Under Article 1732 of the Civil Code, common carriers are persons, corporations, firms, or associations engaged in the business of carrying or transporting passenger or goods, or both by land, water or air for compensation, offering their services to the public. On the other hand, a private carrier is one wherein the carriage is generally undertaken by special agreement and it does not hold itself out to carry goods for the general public.[28] A common carrier becomes a private carrier when it undertakes to carry a special cargo or chartered to a special person only.[29] For all intents and purposes, therefore, Reputable operated as a private/special carrier with regard to its contract of carriage with Wyeth.
2011-07-13
MENDOZA, J.
Therefore, even if the contract is for a bareboat or demise charter where possession, free administration and even navigation are temporarily surrendered to the charterer, dominion over the vessel remains with the shipowner.

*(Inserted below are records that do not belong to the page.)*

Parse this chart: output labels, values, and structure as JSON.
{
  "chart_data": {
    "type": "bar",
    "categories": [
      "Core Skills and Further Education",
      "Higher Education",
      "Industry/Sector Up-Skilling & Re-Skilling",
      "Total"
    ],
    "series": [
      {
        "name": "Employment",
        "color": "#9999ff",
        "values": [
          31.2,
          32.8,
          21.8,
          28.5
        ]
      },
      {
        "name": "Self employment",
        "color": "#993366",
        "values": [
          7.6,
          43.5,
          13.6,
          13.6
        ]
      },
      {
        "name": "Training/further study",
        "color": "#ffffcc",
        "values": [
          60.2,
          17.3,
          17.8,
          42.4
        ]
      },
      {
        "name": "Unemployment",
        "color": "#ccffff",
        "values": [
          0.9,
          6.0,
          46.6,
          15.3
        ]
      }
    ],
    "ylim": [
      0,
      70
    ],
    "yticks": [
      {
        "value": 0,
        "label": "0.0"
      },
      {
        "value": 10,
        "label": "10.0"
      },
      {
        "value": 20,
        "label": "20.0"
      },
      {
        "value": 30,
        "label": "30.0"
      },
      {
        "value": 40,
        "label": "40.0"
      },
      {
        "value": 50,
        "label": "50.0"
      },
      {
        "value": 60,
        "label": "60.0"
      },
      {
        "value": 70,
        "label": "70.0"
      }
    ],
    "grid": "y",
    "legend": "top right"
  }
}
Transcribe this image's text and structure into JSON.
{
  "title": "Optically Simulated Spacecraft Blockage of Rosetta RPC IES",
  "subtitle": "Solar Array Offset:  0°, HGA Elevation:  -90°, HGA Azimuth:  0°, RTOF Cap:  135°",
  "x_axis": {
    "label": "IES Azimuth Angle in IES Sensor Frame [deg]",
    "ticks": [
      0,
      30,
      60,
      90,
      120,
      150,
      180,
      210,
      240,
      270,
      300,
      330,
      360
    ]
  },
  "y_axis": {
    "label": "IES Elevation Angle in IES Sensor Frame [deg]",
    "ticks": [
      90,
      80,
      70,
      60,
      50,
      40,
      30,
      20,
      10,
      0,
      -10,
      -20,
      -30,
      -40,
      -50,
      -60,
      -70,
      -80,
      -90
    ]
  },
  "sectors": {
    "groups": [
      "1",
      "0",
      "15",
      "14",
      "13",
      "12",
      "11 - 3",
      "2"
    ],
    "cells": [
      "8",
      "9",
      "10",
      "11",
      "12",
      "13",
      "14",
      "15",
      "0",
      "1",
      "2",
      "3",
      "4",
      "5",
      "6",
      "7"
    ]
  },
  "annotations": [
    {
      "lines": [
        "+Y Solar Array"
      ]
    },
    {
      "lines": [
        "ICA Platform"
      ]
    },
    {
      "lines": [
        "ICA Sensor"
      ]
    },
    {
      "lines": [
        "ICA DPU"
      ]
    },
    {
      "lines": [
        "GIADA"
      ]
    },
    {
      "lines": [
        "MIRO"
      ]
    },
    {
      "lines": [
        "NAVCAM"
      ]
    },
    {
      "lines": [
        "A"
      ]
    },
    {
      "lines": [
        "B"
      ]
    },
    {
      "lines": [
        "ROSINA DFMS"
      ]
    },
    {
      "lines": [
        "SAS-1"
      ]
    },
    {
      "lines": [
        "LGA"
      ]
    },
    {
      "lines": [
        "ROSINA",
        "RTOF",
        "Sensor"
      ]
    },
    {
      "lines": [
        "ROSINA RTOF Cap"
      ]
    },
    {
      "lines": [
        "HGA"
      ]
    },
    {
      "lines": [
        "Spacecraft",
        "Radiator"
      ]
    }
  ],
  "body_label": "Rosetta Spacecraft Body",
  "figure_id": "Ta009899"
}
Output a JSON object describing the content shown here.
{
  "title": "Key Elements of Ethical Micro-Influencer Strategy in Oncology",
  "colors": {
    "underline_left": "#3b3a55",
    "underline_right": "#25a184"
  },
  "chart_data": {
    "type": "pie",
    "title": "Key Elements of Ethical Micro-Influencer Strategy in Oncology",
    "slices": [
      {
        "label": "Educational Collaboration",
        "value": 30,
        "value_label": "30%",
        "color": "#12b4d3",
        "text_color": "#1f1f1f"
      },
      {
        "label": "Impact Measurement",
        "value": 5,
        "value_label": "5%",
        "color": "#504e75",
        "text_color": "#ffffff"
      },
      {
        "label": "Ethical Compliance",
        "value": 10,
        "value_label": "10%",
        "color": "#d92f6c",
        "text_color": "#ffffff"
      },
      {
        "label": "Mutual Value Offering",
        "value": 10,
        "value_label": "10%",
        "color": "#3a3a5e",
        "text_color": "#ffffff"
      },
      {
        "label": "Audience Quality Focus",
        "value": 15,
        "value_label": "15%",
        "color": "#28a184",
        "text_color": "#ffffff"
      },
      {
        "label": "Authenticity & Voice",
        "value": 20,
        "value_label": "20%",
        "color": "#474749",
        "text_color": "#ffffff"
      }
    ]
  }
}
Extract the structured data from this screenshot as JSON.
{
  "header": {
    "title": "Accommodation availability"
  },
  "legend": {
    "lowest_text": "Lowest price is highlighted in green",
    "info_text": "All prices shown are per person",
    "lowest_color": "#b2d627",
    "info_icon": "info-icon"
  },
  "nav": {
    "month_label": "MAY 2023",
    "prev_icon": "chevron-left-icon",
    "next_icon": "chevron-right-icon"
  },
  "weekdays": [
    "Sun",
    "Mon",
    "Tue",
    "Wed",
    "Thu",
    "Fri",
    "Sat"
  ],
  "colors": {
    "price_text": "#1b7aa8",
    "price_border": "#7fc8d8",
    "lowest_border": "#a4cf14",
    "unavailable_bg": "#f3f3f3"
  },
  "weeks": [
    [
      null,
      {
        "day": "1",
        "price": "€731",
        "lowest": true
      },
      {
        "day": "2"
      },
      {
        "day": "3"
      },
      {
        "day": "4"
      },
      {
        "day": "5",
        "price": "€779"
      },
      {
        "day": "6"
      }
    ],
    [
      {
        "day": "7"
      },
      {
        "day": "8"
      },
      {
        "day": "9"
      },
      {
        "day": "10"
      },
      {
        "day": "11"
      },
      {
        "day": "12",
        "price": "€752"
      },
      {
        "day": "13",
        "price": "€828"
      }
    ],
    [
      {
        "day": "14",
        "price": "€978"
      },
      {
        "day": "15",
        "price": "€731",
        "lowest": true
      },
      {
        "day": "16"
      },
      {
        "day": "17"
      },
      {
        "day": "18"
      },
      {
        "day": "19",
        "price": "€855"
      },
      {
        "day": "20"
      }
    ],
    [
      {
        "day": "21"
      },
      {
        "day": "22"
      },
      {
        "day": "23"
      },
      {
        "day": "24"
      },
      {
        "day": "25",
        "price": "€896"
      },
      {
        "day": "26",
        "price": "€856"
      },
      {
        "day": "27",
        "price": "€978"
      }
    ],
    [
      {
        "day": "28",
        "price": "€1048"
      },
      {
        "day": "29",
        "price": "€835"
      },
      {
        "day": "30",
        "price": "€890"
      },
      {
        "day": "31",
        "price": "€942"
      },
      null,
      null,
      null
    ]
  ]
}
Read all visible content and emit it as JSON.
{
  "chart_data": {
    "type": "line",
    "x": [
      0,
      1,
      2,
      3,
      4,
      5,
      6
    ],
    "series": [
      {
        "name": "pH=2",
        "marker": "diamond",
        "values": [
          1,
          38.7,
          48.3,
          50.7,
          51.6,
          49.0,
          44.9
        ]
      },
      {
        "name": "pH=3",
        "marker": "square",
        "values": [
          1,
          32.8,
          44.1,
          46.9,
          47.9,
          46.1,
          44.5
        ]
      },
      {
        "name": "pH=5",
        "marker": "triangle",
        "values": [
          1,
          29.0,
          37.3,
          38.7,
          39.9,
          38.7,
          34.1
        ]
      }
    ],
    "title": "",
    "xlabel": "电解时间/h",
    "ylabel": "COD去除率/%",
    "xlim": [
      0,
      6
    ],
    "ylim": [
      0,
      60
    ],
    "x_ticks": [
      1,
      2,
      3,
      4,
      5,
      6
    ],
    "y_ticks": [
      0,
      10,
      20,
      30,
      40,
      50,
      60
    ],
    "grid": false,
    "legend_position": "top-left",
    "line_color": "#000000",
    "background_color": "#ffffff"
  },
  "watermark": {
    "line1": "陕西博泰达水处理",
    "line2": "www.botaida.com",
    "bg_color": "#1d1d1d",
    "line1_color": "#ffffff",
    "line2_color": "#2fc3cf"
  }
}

Ergo, the charterer or the sub-charterer, whose rights cannot rise above that of the former, can never set up the Limited Liability Rule against the very owner of the vessel. Borrowing the words of Chief Justice Artemio V. Panganiban, "Indeed, where the reason for the rule ceases, the rule itself does not apply." [33]
2006-01-24
QUISUMBING, J.
Petitioner heavily relies on Home Insurance Co. v. American Steamship Agencies, Inc.[18] and Valenzuela Hardwood and Industrial Supply, Inc. v. Court of Appeals.[19] The said cases involved a private carrier, not a common carrier. Moreover, the issue in both cases is not the effect of a voyage-charter on a common carrier, but the validity of a stipulation absolving the private carrier from liability in case of loss of the cargo attributable to the negligence of the private carrier.